The second half started in a similar vein but on the hour mark, any advantage we had with the away goal was blown away when Czerniatinski beat Parks with a right-footed chip to put Anderlecht ahead on the night and overall.

Spurs were stung into action and pounded the visitors defence for the next 15 minutes. Steve Archibald twice went close but on 77 minutes, Burkinshaw decided to go for broke, replacing Miller with Ardiles in search of a goal.

It worked. With seven minutes left, Munaron denied Archibald again at the expense of a corner, from the set-piece Ardiles hit the bar and the ball was cleared but only as far as Hazard, who sent it straight back into the danger area where Graham Roberts bustled through and crashed home the equaliser.

Graham Roberts, on his crucial equaliser in the second leg:
"Micky Hazard normally liked to beat a player before crossing, but this time he crossed early and the ball cannoned off my chest. There were two Anderlecht defenders close by, but by taking the ball on the chest I went away from them. That I think was the hard part. I simply hit the ball then and hoped. It was an incredible feeling of ecstasy and pain. As soon as I ran to the crowd my legs went. The noise was terrific. I was in a total daze."

Extra-time came and went without a winner and so the game was to settled by penalties. Roberts, stand-in captain on the night and magnificent on the night, hammered home our first, Morten Olsen stepped up to level only for Parks to dive to his left and push his kick away.

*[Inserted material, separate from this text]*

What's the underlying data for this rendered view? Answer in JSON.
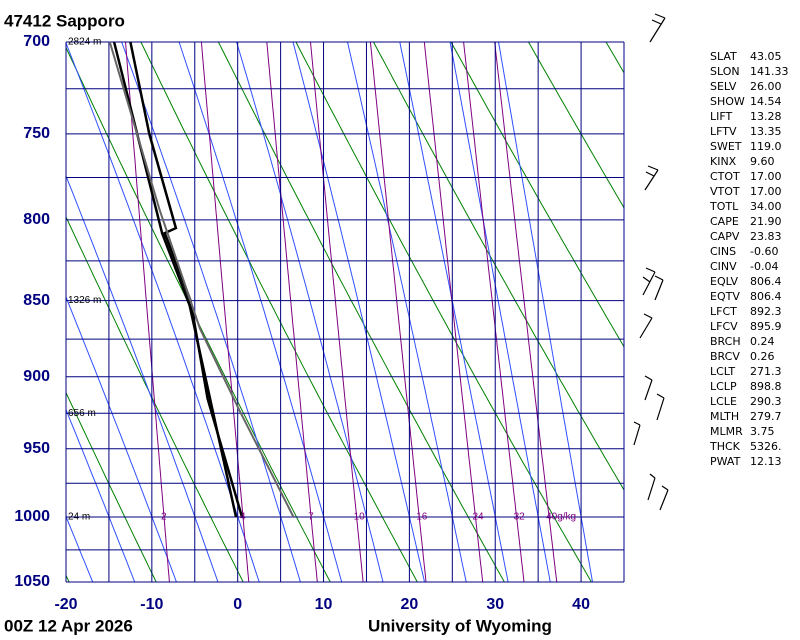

Falco, Gary Stevens and Archibald then netted for spurs, with Michel de Groote, Franky Vercauteren and Enzo Scifo replying. Danny Thomas was next, able to win the trophy for Spurs if he scored, but his spotkick was saved by Munaron.

Garth Crooks, on Danny Thomas' penalty miss in the shoot-out:
"There was a feeling of desperation when Danny missed the penalty. He was very well liked and I think everyone felt desperately sorry for him. I remember hearing the fans chanting his name and thinking that that really is wonderful - that they don't hold him responsible."

But there was hardly time for everyone to digest the disappointment as Parks took centre-stage, blocking Arnor Gudjohnsen's penalty to win the UEFA Cup for Spurs as White Hart Lane erupted into a cauldron of noise and for Burkinshaw's time as manager to end on a fitting, glorious note.

Tony Parks, on his heroics in the shoot-out:
"With the first penalty, the Anderlecht player told where he was going to put it. I could see it in his eyes where it was going. With the next three I just guessed and got it wrong. On the last one, I changed my mind and went the other way and got it right. It's the sort of thing you read about in comics."

Keith Burkinshaw, on his emotional last-ever game in charge as manager:
"You don't really want to leave on a night like this. You want it to go on for ever. It is a fairy-tale. But I'm a lucky so-and-so. I must admit it. Somebody up there must like me. When we went 1-0 down I thought we had blown it, but we persevered. The fighting spirit of the lads was tremendous. It was a very emotional moment when I picked up the trophy and I am not usually an emotional person. It was a nostalgic moment, a wonderful way to finish at White Hart Lane."